L'espace de quelques minutes, le rapport de force entre nous avait changé. Elle, toujours si fière et impérieuse, m'avait demandé de rester. Pas avec un grand éclat, pas en s'effondrant dans des excuses, mais avec ses mots, à elle, empreints de contrôle et de retenue.

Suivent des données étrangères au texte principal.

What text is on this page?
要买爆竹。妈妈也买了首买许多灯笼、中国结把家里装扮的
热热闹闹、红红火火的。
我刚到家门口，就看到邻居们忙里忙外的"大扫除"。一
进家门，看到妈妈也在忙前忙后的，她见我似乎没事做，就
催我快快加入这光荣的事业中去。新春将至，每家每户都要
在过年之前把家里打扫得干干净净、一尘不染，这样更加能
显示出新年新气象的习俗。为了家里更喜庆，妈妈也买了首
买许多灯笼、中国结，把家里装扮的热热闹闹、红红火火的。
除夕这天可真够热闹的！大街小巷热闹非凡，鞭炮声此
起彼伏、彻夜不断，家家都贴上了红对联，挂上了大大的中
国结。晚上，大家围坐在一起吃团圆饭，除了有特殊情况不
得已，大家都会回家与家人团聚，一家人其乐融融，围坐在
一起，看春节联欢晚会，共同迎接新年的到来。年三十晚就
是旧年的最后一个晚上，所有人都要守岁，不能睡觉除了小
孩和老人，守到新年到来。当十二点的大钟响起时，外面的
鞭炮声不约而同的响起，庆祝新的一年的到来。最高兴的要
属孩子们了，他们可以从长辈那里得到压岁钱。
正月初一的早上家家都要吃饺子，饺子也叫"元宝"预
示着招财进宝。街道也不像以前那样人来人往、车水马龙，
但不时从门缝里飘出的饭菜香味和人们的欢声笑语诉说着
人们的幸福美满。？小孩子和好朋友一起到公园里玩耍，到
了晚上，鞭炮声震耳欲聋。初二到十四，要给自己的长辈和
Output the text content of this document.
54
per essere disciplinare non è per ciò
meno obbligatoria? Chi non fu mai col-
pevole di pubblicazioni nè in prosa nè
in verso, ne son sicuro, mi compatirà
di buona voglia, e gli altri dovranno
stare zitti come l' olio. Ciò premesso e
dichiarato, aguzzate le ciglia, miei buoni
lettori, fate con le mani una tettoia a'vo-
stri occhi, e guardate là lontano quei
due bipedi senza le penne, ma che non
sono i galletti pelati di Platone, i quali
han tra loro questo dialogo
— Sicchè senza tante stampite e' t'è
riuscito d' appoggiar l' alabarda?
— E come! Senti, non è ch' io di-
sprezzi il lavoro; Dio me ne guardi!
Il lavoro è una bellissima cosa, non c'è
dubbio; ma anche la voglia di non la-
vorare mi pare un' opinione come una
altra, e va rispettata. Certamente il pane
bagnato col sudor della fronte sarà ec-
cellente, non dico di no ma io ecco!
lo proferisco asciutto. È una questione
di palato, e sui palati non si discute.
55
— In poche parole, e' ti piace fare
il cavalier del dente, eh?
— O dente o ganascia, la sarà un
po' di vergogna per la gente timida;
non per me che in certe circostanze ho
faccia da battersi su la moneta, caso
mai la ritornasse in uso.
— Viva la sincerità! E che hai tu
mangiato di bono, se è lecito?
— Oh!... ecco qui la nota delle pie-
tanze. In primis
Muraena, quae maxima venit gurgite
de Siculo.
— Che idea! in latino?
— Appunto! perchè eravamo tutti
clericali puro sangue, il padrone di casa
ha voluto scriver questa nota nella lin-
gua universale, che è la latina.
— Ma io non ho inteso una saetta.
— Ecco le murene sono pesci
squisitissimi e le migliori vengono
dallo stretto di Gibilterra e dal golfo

Elle avait argumenté sur la logique, bien sûr. Que je faisais « plutôt du bon travail » – une concession qui, je le savais, avait dû lui arracher la langue. Que les travaux étaient déjà bien engagés et qu'un changement de prestataire aurait été une perte de temps. Mais au-delà de ces justifications rationnelles, il y avait eu un moment de vulnérabilité. Je l'avais vu dans son regard, ce bref éclat de peur qu'elle avait tenté de masquer. Peur que je parte.

Et puis, il y avait eu ses excuses. Des excuses maladroites, imparfaites, mais authentiques. Elle avait admis, à demi-mot, qu'elle avait été dure, qu'elle n'avait pas été correcte avec moi après une journée qu'elle qualifiait elle-même de « difficile ». Pour une femme comme elle, si habituée à maîtriser son environnement et ses relations, c'était déjà énorme.

Et j'étais restée.

Pourquoi ? Pas seulement pour le chantier, bien qu'il soit crucial pour notre jeune société. Pas seulement parce que sa requête flattait mon ego ou parce que j'avais voulu la pousser dans ses retranchements. Non, il y avait autre chose. Une tension, une fascination étrange qui m'irritait autant qu'elle m'attirait.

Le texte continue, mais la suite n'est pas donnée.